While some on the current board support White and are likely to vote to keep her, she doesn’t have the support of the board leadership. The contentious relationship between White and board chair Kathleen Causey has been barely contained during board meetings. Occasionally, they have been hostile and argumentative.
The school board — now partially elected — is deeply divided, and heated discussions are common. And even if White was approved, Salmon still may have reservations about her. Salmon did not respond to requests for comment.
Given all the circumstances, James Harvey, executive director of the National Superintendents Roundtable, said he would advise the board to find a way to get some breathing room.
“It is a very tough situation if they have the divided board. I think it is a mistake to bring in a new superintendent in a rush process with a board that is divided. … It is rare that these rush processes work out very well.”
In addition, he said, he would imagine that in the Baltimore region the “level of suspicion of public officials is very high now among the public,” alluding to incidents of public corruption.
McGee, whose firm conducted the search in 2012 when Dance was hired, said the ways board members interact with one another and the superintendent are important.
“It’s one of the first questions we get from any applicant,” McGee said. “What are the board dynamics? What happened with the last superintendent? Does the board work well together? Does the board work well with the superintendent?”
Causey said in a text message that she believed the board was coming to consensus on more issues as time passed. She declined a request for an interview.
The search process remains secret, although various groups were asked to tell Ray and Associates their thoughts about who should be the next superintendent.
“We fully support the process as it was handled.

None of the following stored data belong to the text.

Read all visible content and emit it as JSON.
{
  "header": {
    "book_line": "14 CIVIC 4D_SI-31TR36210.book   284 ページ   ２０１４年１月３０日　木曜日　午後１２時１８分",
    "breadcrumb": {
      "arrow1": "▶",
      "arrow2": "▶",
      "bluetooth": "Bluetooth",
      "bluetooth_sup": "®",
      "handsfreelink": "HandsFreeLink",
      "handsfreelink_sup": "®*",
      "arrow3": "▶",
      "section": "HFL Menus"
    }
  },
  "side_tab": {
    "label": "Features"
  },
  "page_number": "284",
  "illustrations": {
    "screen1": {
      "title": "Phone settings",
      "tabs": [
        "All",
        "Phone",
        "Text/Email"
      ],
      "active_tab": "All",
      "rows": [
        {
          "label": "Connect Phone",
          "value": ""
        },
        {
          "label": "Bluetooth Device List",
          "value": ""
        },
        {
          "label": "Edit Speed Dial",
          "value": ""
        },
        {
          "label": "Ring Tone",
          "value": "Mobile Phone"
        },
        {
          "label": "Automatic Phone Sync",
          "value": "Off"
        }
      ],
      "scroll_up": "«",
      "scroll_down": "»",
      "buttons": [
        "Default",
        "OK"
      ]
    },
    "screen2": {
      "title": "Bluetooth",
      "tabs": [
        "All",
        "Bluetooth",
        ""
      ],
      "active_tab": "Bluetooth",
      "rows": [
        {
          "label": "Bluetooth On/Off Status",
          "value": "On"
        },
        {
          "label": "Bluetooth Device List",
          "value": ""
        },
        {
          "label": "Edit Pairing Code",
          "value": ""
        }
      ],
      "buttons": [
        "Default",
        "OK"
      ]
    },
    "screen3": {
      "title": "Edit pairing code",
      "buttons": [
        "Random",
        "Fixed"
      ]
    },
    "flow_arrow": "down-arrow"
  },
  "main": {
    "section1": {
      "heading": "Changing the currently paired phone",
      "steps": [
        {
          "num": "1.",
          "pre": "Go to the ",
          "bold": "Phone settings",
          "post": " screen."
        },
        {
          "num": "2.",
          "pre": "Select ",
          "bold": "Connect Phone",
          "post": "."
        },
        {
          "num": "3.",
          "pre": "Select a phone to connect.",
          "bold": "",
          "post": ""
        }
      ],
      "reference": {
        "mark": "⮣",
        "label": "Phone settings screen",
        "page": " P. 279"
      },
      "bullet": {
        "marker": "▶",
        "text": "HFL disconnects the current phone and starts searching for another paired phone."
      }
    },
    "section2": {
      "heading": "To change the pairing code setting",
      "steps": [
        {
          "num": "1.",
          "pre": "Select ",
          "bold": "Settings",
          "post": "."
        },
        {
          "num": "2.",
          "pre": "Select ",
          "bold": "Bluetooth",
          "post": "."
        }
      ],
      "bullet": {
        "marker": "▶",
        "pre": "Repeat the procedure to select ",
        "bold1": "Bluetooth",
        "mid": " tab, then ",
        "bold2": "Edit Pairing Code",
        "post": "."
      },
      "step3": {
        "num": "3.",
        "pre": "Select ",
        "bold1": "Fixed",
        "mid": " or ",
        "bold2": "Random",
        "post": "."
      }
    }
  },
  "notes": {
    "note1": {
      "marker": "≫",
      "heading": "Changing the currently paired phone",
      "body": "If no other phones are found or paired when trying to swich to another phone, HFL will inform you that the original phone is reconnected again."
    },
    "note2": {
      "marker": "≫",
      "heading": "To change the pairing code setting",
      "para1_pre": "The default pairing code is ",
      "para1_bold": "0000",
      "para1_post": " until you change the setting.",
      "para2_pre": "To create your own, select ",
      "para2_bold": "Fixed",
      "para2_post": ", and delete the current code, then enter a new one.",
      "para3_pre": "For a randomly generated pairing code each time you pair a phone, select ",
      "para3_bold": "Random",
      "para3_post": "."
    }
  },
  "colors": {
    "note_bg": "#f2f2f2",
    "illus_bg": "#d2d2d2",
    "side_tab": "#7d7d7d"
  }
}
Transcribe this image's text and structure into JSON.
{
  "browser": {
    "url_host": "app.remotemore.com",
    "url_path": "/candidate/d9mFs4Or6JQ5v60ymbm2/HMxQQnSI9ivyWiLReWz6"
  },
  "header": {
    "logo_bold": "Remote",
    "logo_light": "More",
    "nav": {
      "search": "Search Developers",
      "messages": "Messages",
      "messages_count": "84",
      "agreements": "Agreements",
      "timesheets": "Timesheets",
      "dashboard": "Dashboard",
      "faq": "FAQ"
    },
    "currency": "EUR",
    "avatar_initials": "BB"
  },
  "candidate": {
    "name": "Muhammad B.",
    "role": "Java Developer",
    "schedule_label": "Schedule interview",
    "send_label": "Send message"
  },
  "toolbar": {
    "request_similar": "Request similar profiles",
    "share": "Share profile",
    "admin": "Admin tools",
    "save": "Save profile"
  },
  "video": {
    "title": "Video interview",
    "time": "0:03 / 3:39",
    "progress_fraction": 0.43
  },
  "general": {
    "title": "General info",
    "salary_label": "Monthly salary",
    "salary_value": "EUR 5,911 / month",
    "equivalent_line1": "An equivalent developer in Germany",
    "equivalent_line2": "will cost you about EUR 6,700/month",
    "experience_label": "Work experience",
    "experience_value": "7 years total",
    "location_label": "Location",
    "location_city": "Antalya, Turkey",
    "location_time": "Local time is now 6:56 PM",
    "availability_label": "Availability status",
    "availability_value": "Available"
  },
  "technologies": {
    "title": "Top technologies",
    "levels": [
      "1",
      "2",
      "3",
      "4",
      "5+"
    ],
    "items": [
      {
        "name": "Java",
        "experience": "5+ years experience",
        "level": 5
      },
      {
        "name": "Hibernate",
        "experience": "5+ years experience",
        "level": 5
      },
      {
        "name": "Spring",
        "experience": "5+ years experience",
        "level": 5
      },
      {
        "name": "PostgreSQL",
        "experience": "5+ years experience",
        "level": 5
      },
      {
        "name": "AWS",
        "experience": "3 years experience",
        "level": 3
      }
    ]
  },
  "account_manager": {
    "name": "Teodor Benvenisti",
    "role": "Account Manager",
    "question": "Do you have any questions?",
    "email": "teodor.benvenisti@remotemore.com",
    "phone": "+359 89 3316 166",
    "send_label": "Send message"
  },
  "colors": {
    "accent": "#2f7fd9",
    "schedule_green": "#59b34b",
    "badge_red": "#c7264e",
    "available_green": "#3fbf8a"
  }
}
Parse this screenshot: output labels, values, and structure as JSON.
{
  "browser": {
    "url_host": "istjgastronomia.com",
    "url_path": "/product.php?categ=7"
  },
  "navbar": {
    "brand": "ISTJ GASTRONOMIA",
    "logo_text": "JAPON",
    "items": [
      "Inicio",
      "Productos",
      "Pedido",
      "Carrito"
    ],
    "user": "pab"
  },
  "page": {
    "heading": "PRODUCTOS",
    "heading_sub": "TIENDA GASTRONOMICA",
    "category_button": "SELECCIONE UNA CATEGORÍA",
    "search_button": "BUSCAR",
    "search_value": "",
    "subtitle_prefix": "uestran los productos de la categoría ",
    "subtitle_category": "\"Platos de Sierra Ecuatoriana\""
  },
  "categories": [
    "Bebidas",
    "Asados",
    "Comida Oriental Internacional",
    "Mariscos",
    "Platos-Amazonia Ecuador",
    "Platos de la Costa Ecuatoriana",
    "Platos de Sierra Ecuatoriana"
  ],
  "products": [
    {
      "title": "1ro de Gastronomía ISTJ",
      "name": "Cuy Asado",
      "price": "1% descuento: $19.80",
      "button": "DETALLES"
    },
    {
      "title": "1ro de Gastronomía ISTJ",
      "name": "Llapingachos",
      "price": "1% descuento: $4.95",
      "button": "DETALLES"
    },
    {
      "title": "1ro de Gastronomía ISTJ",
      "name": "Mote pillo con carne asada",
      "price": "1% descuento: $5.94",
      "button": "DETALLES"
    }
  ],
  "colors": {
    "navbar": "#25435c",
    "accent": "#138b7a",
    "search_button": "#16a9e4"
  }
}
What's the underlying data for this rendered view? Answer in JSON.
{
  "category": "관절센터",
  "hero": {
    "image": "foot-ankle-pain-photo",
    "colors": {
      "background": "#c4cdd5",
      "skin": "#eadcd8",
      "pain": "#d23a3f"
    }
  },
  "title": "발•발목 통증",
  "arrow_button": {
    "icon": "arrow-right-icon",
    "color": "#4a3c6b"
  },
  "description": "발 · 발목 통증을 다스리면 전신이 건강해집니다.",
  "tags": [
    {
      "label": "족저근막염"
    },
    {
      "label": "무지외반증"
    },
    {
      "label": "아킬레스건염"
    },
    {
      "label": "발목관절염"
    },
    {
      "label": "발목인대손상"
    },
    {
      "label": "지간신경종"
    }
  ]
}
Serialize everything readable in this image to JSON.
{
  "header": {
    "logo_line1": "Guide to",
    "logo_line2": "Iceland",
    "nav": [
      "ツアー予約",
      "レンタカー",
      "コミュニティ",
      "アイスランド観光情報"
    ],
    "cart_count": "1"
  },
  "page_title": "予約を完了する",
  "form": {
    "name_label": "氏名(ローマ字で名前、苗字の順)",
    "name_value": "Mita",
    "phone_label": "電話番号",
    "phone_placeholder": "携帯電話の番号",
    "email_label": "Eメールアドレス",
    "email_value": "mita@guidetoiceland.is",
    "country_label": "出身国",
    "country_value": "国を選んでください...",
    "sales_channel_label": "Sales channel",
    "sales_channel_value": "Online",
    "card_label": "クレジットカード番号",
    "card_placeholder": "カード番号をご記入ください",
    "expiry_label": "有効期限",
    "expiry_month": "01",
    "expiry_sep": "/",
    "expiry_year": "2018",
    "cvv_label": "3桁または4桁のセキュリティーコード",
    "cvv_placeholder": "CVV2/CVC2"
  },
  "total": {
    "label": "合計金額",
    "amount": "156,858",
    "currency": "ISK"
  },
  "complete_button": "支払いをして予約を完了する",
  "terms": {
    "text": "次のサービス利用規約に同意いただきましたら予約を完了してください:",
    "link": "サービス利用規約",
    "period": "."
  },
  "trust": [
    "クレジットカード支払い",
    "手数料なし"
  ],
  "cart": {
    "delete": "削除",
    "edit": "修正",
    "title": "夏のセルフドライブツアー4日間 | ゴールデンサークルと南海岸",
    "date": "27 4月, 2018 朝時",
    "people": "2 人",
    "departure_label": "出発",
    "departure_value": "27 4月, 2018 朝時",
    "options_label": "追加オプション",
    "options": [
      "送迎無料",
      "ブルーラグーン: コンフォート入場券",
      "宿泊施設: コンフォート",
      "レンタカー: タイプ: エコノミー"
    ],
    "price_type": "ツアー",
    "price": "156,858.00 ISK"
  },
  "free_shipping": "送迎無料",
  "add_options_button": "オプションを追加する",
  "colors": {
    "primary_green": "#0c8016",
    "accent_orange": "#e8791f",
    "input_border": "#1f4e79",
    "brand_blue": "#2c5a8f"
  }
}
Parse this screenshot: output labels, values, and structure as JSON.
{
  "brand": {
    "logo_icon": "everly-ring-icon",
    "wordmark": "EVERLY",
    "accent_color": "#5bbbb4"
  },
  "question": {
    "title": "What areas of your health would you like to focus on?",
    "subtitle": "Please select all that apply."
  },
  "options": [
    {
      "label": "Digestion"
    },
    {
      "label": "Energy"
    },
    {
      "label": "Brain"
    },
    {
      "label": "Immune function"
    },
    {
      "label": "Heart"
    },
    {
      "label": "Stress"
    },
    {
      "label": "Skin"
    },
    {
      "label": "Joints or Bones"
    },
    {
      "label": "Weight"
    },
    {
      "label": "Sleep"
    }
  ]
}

We were happy to have had the opportunity to meet with Ray and Associates and add our thoughts as to traits, talents and skills and the direction BCPS should be moving,” PTA president Jayne Lee said in a statement. “We believe that finalists’ names should not be public as it could affect any current positions they are holding.”
While the timing and a divided board might not help the process, Dan Domenech, the executive director of AASA, the School Superintendents Association, said he believes the position remains attractive.
“In spite of the Dallas Dance incident, it is a high-profile district and a successful district, and I think it would have a lot of appeal to a superintendent looking to move up to a district that size,” Domenech said. “You can only hope that in the crowd being brought forth there will be an applicant that everyone will agree on, and then — bingo, the problem is solved.”